C-section is a major surgery with health risks to the mother such as infection, bleeding and pain. The babies born through C-sections have also been reported to have more breathing problems by Office on Women’s Health, working under Department of Health and Human Services, USA. With possible complications such as unexplained stillbirth in subsequent birth and abnormal implantation of placenta, it makes sense to avoid C-sections.
Apart from certain medical emergencies such as umbilical cord prolapsed that cuts oxygen supply to the baby, blocking of cervix by placenta (placenta previa), and similar serious complications, you should avoid C-section by:
The foetal monitor can show the baby being in discomfort (foetal distress), when that is not the case. Many C-sections are recommended based on these indications of the foetal monitor. You do not need to be connected to the foetal monitor for every 20 minutes in an hour. Look for a skilled practitioner who is able to determine the well being of your baby even with a Doppler, which is a hand-held device.

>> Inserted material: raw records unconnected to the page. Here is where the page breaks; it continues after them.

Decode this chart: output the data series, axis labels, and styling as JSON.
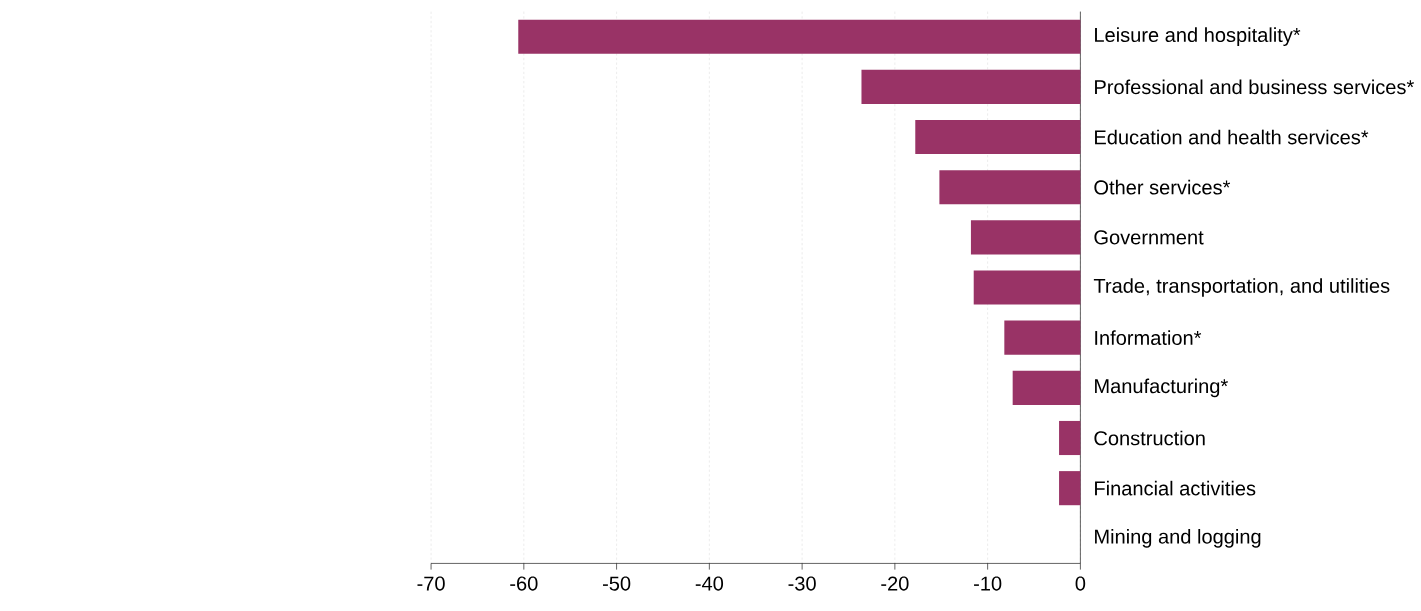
{
  "chart_data": {
    "type": "bar",
    "orientation": "horizontal",
    "categories": [
      "Leisure and hospitality*",
      "Professional and business services*",
      "Education and health services*",
      "Other services*",
      "Government",
      "Trade, transportation, and utilities",
      "Information*",
      "Manufacturing*",
      "Construction",
      "Financial activities",
      "Mining and logging"
    ],
    "values": [
      -60.6,
      -23.6,
      -17.8,
      -15.2,
      -11.8,
      -11.5,
      -8.2,
      -7.3,
      -2.3,
      -2.3,
      0
    ],
    "color": "#993366",
    "xlim": [
      -70,
      0
    ],
    "xticks": [
      -70,
      -60,
      -50,
      -40,
      -30,
      -20,
      -10,
      0
    ],
    "grid": "x"
  }
}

Your obstetrician or husband leaving the town may be a reasonable situation to opt for induced labour, but that increases the risk of C-section. According to stats presented by Dr. Michael Klein, a University of British Columbia professor of family practice and paediatrics, 44 percent of induced labour end up with C-sections while only 8 percent of women going into labour need to get a C-section.

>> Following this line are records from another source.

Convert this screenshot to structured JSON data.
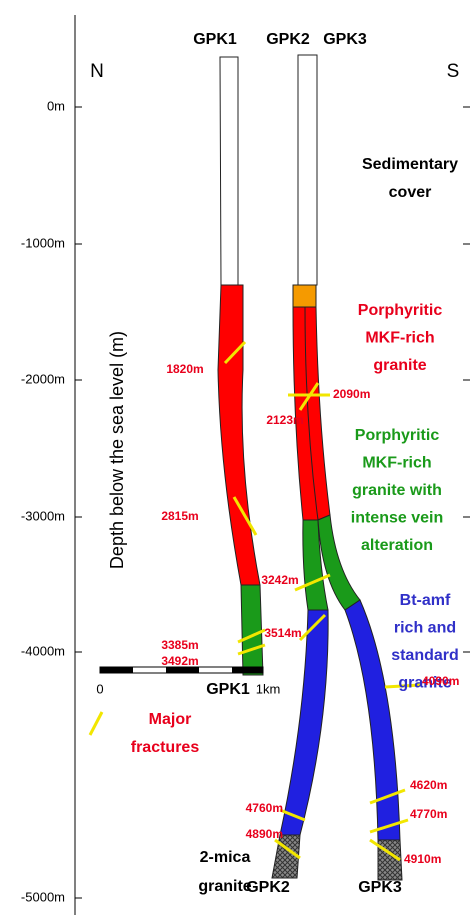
{
  "header": {
    "wells": [
      "GPK1",
      "GPK2",
      "GPK3"
    ]
  },
  "compass": {
    "north": "N",
    "south": "S"
  },
  "axis": {
    "title": "Depth below the sea level (m)",
    "ticks": [
      "0m",
      "-1000m",
      "-2000m",
      "-3000m",
      "-4000m",
      "-5000m"
    ]
  },
  "units": [
    {
      "lines": [
        "Sedimentary",
        "cover"
      ]
    },
    {
      "lines": [
        "Porphyritic",
        "MKF-rich",
        "granite"
      ]
    },
    {
      "lines": [
        "Porphyritic",
        "MKF-rich",
        "granite with",
        "intense vein",
        "alteration"
      ]
    },
    {
      "lines": [
        "Bt-amf",
        "rich and",
        "standard",
        "granite"
      ]
    },
    {
      "lines": [
        "2-mica",
        "granite"
      ]
    }
  ],
  "fractures": [
    "1820m",
    "2815m",
    "3385m",
    "3492m",
    "2090m",
    "2123m",
    "3242m",
    "3514m",
    "4090m",
    "4620m",
    "4770m",
    "4910m",
    "4760m",
    "4890m"
  ],
  "bottom_labels": [
    "GPK1",
    "GPK2",
    "GPK3"
  ],
  "scale": {
    "start": "0",
    "end": "1km"
  },
  "legend": {
    "lines": [
      "Major",
      "fractures"
    ]
  }
}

Hiring a doula reduces the risk of a caesarean by 50 percent. In any case, do not follow the timeline of hospital. Do not lie on your back during labour. In all stages of labour which require you to walk, bath and heave, you would do fine without the need for epidurals and be more in control. If you allow yourself to be hospitalised, get strapped down with beeping monitors, it may end your resolve of avoiding unnecessary C-sections.

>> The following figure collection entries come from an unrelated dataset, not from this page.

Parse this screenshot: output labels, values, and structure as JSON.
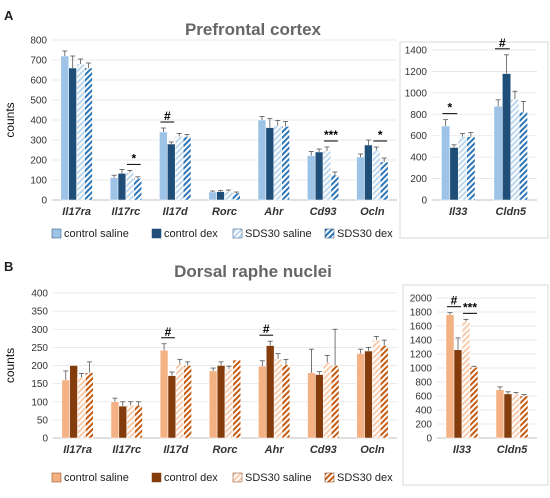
{
  "panel_a": {
    "letter": "A",
    "title": "Prefrontal cortex",
    "legend": [
      "control saline",
      "control dex",
      "SDS30 saline",
      "SDS30 dex"
    ]
  },
  "panel_b": {
    "letter": "B",
    "title": "Dorsal raphe nuclei",
    "legend": [
      "control saline",
      "control dex",
      "SDS30 saline",
      "SDS30 dex"
    ]
  },
  "colors": {
    "panel_a": [
      "#9DC3E6",
      "#1F4E79",
      "#BDD7EE",
      "#2E75B6"
    ],
    "panel_b": [
      "#F4B183",
      "#843C0C",
      "#F8CBAD",
      "#C55A11"
    ]
  },
  "chart_data": [
    {
      "id": "A-main",
      "type": "bar",
      "title": "Prefrontal cortex",
      "ylabel": "counts",
      "ylim": [
        0,
        800
      ],
      "yticks": [
        0,
        100,
        200,
        300,
        400,
        500,
        600,
        700,
        800
      ],
      "categories": [
        "Il17ra",
        "Il17rc",
        "Il17d",
        "Rorc",
        "Ahr",
        "Cd93",
        "Ocln"
      ],
      "series": [
        {
          "name": "control saline",
          "values": [
            720,
            112,
            340,
            40,
            400,
            222,
            215
          ],
          "errors": [
            25,
            12,
            20,
            5,
            18,
            20,
            15
          ]
        },
        {
          "name": "control dex",
          "values": [
            660,
            133,
            280,
            42,
            362,
            240,
            275
          ],
          "errors": [
            60,
            20,
            10,
            5,
            45,
            15,
            25
          ]
        },
        {
          "name": "SDS30 saline",
          "values": [
            680,
            138,
            318,
            45,
            372,
            245,
            250
          ],
          "errors": [
            25,
            10,
            15,
            5,
            25,
            20,
            15
          ]
        },
        {
          "name": "SDS30 dex",
          "values": [
            660,
            108,
            315,
            35,
            368,
            125,
            190
          ],
          "errors": [
            25,
            8,
            12,
            5,
            25,
            15,
            20
          ]
        }
      ],
      "annotations": [
        {
          "category": "Il17rc",
          "from": 2,
          "to": 3,
          "label": "*"
        },
        {
          "category": "Il17d",
          "from": 0,
          "to": 1,
          "label": "#"
        },
        {
          "category": "Cd93",
          "from": 2,
          "to": 3,
          "label": "***"
        },
        {
          "category": "Ocln",
          "from": 2,
          "to": 3,
          "label": "*"
        }
      ],
      "legend": "bottom"
    },
    {
      "id": "A-side",
      "type": "bar",
      "ylim": [
        0,
        1400
      ],
      "yticks": [
        0,
        200,
        400,
        600,
        800,
        1000,
        1200,
        1400
      ],
      "categories": [
        "Il33",
        "Cldn5"
      ],
      "series": [
        {
          "name": "control saline",
          "values": [
            690,
            875
          ],
          "errors": [
            60,
            60
          ]
        },
        {
          "name": "control dex",
          "values": [
            490,
            1180
          ],
          "errors": [
            25,
            175
          ]
        },
        {
          "name": "SDS30 saline",
          "values": [
            590,
            940
          ],
          "errors": [
            30,
            75
          ]
        },
        {
          "name": "SDS30 dex",
          "values": [
            590,
            820
          ],
          "errors": [
            40,
            100
          ]
        }
      ],
      "annotations": [
        {
          "category": "Il33",
          "from": 0,
          "to": 1,
          "label": "*"
        },
        {
          "category": "Cldn5",
          "from": 0,
          "to": 1,
          "label": "#"
        }
      ]
    },
    {
      "id": "B-main",
      "type": "bar",
      "title": "Dorsal raphe nuclei",
      "ylabel": "counts",
      "ylim": [
        0,
        400
      ],
      "yticks": [
        0,
        50,
        100,
        150,
        200,
        250,
        300,
        350,
        400
      ],
      "categories": [
        "Il17ra",
        "Il17rc",
        "Il17d",
        "Rorc",
        "Ahr",
        "Cd93",
        "Ocln"
      ],
      "series": [
        {
          "name": "control saline",
          "values": [
            160,
            100,
            242,
            185,
            198,
            180,
            233
          ],
          "errors": [
            25,
            10,
            18,
            8,
            15,
            65,
            12
          ]
        },
        {
          "name": "control dex",
          "values": [
            200,
            88,
            172,
            200,
            255,
            175,
            240
          ],
          "errors": [
            0,
            12,
            10,
            10,
            12,
            8,
            10
          ]
        },
        {
          "name": "SDS30 saline",
          "values": [
            168,
            90,
            205,
            190,
            218,
            208,
            270
          ],
          "errors": [
            10,
            10,
            12,
            8,
            15,
            20,
            10
          ]
        },
        {
          "name": "SDS30 dex",
          "values": [
            180,
            90,
            200,
            215,
            202,
            200,
            255
          ],
          "errors": [
            30,
            10,
            10,
            0,
            15,
            100,
            15
          ]
        }
      ],
      "annotations": [
        {
          "category": "Il17d",
          "from": 0,
          "to": 1,
          "label": "#"
        },
        {
          "category": "Ahr",
          "from": 0,
          "to": 1,
          "label": "#"
        }
      ],
      "legend": "bottom"
    },
    {
      "id": "B-side",
      "type": "bar",
      "ylim": [
        0,
        2000
      ],
      "yticks": [
        0,
        200,
        400,
        600,
        800,
        1000,
        1200,
        1400,
        1600,
        1800,
        2000
      ],
      "categories": [
        "Il33",
        "Cldn5"
      ],
      "series": [
        {
          "name": "control saline",
          "values": [
            1760,
            690
          ],
          "errors": [
            30,
            40
          ]
        },
        {
          "name": "control dex",
          "values": [
            1260,
            630
          ],
          "errors": [
            170,
            30
          ]
        },
        {
          "name": "SDS30 saline",
          "values": [
            1670,
            630
          ],
          "errors": [
            25,
            20
          ]
        },
        {
          "name": "SDS30 dex",
          "values": [
            1010,
            600
          ],
          "errors": [
            15,
            20
          ]
        }
      ],
      "annotations": [
        {
          "category": "Il33",
          "from": 0,
          "to": 1,
          "label": "#"
        },
        {
          "category": "Il33",
          "from": 2,
          "to": 3,
          "label": "***"
        }
      ]
    }
  ]
}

Do not go by averages. If you feel alright, your baby is doing good, and there is nothing wrong with you, ignore the practitioner who asks you to rush for a C-section because labour is taking longer than the average.
If you practitioner has taken you for normal delivery and asks for a C-section inside the delivery room, ask some questions. For reasons cited such as the baby being too big, you should ask him the exact size. Apart from some true emergencies that necessitate C-section within minutes, you should have a normal vaginal delivery.